Come Home to the Table... (Luke 13:22-15:32)

“My most treasured moments are those I spend with my family, and none are so vivid as the ones involving food. The mixture of playful family fun and the unforgettable smells, tastes, and textures come together to form distinct memories that I will cherish forever.” Padma Lakshmi (Gourmet, May 2005, pp. 28, 62)

There is just something about sharing food around a table that draws people together. The power of the table is indescribable really. Sharing a meal together is a religious experience. Please don’t get me wrong. I know that there are numerous cases where the table has been more destructive than unifying, but this is a struggle with our own humanity. At its best, the table is a place where all of the senses are engaged with the food and the company in ways that destroy the barrier between the physical and the spiritual. Why else would the father throw a celebration banquet for his lost son? At its worst, the table is a place where our prejudice and callousness reinforce the oppressive structures of society, religion, and the world around us. Why else would the elder brother scoff and groan in his piously agitated disbelief when he heard the celebration music coming from the father’s banquet hall?

This has always been the case. In Jesus’ world, “to welcome people at the table had become tantamount to extending to them intimacy, solidarity, acceptance; table companions were treated as though they were of one’s extended family. Sharing food encoded messages about hierarchy, inclusion and exclusion, boundaries and crossing boundaries…. As a consequence, to refuse table fellowship with people was to ostracize them, to treat them as outsiders.” (Green, Theology of Luke, 87).

In our texts this week Jesus reminds us that our table is not only a place of welcome, but one of celebration. The table must be open to all. It is at the table that the kingdom of God is visibly breaking into the world. From our tables in our homes, to tables at restaurants and in school cafeterias, and, most importantly, to the table of the Lord’s Supper, when we come together we should open ourselves to radical hospitality, to inviting and welcoming all to come and eat, to “taste and see that the Lord is good.” Jesus challenges us to invite not our friends and family, but the prodigals, those who are hurting and the broken by their own choices. When they come, when they pull out their chairs and take their place at the table, we should rejoice. It is not really a choice that we have. When lost sons and daughters return home, communal celebration is a divine necessity (15:6-7, 9-10, 22-23, 32). Then, in our very midst, the kingdom of God will explode into the world among us. That is what I call a truly religious experience.
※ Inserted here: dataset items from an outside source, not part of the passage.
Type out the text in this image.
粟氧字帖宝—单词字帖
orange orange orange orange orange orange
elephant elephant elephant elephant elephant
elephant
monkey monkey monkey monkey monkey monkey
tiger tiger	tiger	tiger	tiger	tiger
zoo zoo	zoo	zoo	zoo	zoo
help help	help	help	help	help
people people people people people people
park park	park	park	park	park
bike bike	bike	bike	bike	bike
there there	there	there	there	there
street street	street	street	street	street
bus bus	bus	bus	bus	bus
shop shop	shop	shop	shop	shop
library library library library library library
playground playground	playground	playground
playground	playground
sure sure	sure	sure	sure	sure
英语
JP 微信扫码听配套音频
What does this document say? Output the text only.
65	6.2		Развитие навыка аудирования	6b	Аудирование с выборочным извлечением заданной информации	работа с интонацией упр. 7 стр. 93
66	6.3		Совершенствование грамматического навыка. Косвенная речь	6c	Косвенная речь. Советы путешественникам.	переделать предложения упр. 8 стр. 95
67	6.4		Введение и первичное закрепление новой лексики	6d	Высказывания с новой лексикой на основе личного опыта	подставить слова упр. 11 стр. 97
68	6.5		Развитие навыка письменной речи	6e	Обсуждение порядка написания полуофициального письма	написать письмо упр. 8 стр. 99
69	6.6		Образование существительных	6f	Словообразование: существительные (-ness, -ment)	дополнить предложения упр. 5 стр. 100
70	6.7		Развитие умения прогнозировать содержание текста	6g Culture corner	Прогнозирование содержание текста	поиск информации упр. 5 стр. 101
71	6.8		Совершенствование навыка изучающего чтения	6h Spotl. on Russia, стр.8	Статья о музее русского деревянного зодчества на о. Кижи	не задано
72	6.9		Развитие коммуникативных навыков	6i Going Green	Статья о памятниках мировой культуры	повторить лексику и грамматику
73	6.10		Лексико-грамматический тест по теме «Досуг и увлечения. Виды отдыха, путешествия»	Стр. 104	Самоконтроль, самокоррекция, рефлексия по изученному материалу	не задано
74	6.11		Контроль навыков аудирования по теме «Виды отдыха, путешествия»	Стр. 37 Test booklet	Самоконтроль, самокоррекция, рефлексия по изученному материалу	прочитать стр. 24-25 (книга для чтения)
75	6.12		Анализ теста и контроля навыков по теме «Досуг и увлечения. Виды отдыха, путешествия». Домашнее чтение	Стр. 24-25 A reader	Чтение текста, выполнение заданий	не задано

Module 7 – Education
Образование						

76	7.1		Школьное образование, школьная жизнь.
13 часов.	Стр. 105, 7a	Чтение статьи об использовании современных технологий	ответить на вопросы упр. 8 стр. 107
Like the Gospel of Luke, Jesus’ parable remains open. We do not know how the elder son responds to his father’s appeal. The story remains open with endless possibilities. Luke dares us write the rest of the story with our own lives. As those in the church, the pious, we are the elder sons and daughters. The celebration music blares in the background. Will we pull up a chair at the table? Or will we continue to grumble outside, muttering to ourselves, “This fellow welcomes sinners and eats with them” (15:2)?